[c] Tokenizing strings in C

I have been trying to tokenize a string using SPACE as delimiter but it doesn't work. Does any one have suggestion on why it doesn't work?

Edit: tokenizing using:

strtok(string, " ");

The code is like the following

pch = strtok (str," ");
while (pch != NULL)
{
  printf ("%s\n",pch);
  pch = strtok (NULL, " ");
}

This question is related to c string tokenize

The answer is


Here's an example of strtok usage, keep in mind that strtok is destructive of its input string (and therefore can't ever be used on a string constant

char *p = strtok(str, " ");
while(p != NULL) {
    printf("%s\n", p);
    p = strtok(NULL, " ");
}

Basically the thing to note is that passing a NULL as the first parameter to strtok tells it to get the next token from the string it was previously tokenizing.

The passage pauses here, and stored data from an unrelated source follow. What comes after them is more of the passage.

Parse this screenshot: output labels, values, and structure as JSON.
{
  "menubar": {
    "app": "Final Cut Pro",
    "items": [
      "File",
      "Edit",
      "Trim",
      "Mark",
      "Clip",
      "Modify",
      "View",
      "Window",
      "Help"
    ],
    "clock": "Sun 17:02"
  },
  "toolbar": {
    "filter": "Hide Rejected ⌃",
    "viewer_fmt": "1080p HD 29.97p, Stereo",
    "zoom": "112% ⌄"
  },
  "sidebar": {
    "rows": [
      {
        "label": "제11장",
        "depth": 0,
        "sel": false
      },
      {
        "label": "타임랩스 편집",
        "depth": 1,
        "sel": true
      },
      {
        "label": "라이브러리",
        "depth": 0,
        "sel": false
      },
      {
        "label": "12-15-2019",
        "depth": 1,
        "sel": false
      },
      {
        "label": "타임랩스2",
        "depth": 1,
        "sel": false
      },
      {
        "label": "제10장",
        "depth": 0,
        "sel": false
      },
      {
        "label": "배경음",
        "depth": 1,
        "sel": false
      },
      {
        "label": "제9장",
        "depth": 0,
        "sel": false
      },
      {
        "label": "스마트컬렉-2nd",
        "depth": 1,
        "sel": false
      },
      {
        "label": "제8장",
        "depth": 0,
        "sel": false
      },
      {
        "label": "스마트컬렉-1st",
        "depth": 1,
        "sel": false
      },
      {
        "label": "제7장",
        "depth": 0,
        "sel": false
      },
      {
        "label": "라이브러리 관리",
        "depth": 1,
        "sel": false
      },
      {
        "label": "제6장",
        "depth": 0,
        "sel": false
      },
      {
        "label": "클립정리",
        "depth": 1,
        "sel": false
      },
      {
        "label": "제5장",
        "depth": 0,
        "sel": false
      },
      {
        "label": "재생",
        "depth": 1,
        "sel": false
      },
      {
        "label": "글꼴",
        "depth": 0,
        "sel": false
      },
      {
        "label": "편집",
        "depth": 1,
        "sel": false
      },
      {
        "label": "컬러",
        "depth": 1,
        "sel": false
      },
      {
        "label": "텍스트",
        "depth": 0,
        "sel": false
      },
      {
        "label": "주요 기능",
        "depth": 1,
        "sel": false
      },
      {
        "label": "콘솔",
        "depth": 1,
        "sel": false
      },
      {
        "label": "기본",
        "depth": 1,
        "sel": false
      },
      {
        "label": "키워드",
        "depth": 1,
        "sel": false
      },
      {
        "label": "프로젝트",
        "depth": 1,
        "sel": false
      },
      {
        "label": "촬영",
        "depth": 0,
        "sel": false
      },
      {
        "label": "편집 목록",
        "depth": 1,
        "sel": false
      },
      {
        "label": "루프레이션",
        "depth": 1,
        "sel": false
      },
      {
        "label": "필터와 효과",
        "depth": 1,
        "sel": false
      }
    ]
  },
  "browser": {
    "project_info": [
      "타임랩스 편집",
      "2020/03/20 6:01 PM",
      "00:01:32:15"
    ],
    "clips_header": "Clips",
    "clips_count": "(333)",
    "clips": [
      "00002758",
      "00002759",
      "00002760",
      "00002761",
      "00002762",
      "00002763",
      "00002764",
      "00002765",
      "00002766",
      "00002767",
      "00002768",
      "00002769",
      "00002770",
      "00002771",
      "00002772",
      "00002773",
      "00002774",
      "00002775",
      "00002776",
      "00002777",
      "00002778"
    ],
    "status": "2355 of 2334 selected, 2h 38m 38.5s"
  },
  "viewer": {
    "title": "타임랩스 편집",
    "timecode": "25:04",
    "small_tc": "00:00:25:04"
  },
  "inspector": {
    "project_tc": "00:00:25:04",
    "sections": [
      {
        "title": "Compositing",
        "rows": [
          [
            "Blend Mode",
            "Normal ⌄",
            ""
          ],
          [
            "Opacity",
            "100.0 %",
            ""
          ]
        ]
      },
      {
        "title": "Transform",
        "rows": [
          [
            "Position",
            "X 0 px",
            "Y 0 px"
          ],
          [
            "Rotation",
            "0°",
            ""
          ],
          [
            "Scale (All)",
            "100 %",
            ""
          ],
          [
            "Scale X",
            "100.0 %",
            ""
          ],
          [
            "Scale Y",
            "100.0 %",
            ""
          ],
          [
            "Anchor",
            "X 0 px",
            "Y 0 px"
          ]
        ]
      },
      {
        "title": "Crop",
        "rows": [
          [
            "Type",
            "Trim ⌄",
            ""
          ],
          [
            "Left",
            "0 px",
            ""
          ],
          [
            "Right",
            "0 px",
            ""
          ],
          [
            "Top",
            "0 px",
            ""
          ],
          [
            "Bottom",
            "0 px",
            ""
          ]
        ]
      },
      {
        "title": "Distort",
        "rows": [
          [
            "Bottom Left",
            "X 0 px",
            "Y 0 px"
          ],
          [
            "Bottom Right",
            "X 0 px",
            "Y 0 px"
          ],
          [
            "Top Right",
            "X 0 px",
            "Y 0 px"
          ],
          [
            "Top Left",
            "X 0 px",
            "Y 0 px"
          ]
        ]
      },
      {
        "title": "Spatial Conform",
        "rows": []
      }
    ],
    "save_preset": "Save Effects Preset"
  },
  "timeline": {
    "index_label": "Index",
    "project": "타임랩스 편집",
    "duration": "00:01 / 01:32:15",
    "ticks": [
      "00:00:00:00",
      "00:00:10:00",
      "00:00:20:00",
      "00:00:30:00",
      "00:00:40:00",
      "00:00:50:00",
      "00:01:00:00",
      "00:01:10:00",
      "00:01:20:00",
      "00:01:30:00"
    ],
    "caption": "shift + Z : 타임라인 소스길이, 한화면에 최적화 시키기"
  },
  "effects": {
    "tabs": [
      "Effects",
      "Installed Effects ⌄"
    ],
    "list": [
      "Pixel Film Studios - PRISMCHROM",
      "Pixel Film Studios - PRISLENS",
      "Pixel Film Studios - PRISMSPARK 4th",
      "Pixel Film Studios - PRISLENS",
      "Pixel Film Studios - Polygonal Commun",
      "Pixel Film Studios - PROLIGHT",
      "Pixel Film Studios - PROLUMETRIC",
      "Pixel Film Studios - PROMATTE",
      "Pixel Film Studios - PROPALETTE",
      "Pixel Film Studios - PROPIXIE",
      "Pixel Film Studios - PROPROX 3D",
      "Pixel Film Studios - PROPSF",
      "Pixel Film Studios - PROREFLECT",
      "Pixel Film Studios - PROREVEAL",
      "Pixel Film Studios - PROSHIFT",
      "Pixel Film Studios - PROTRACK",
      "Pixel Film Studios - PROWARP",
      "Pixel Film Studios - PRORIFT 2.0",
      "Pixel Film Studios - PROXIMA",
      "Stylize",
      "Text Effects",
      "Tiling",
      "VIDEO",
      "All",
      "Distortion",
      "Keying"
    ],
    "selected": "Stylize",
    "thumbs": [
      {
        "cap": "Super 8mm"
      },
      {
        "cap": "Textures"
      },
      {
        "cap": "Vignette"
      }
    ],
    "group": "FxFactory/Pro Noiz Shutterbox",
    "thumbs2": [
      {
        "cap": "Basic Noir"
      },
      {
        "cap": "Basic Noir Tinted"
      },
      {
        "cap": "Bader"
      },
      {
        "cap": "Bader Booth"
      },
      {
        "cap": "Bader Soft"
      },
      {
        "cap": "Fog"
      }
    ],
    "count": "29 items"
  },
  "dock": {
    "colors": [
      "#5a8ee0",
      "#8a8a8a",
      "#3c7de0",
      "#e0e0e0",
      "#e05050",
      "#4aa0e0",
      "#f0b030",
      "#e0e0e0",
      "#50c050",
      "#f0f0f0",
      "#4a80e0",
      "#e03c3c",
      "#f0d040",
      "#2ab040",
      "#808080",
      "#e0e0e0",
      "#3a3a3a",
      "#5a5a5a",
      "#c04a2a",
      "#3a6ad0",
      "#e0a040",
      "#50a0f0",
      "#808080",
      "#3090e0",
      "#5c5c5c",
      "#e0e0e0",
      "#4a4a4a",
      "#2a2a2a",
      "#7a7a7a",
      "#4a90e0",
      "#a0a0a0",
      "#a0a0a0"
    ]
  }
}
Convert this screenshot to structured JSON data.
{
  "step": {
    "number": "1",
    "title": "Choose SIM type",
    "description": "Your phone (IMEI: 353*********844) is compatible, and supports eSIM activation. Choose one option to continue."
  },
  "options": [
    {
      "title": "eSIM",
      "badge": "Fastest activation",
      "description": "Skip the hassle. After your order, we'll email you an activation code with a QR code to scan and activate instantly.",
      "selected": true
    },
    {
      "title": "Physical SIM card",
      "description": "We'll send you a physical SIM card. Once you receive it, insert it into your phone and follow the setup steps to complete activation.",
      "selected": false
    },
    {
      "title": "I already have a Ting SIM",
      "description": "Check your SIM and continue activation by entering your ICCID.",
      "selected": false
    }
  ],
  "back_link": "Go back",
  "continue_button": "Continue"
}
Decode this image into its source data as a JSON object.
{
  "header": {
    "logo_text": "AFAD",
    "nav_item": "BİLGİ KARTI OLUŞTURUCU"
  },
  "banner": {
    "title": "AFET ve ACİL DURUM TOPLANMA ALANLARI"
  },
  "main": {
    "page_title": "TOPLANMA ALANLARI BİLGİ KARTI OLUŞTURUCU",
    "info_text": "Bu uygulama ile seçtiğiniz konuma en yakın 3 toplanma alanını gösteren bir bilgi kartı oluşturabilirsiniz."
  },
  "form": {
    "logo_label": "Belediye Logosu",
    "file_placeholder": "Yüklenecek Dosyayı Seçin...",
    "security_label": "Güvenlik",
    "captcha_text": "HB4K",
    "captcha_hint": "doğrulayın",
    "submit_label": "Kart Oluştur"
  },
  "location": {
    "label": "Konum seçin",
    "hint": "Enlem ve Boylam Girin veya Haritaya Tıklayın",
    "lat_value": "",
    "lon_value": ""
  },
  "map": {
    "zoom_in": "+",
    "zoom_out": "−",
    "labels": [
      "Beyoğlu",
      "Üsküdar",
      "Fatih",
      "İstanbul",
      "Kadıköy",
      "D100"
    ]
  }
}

strtok can be very dangerous. It is not thread safe. Its intended use is to be called over and over in a loop, passing in the output from the previous call. The strtok function has an internal variable that stores the state of the strtok call. This state is not unique to each thread - it is global. If any other code uses strtok in another thread, you get problems. Not the kind of problems you want to track down either!

I'd recommend looking for a regex implementation, or using sscanf to pull apart the string.

Try this:

char strprint[256];
char text[256];
strcpy(text, "My string to test");
while ( sscanf( text, "%s %s", strprint, text) > 0 ) {
   printf("token: %s\n", strprint);
}

Note: The 'text' string is destroyed as it's separated. This may not be the preferred behaviour =)


When reading the strtok documentation, I see you need to pass in a NULL pointer after the first "initializing" call. Maybe you didn't do that. Just a guess of course.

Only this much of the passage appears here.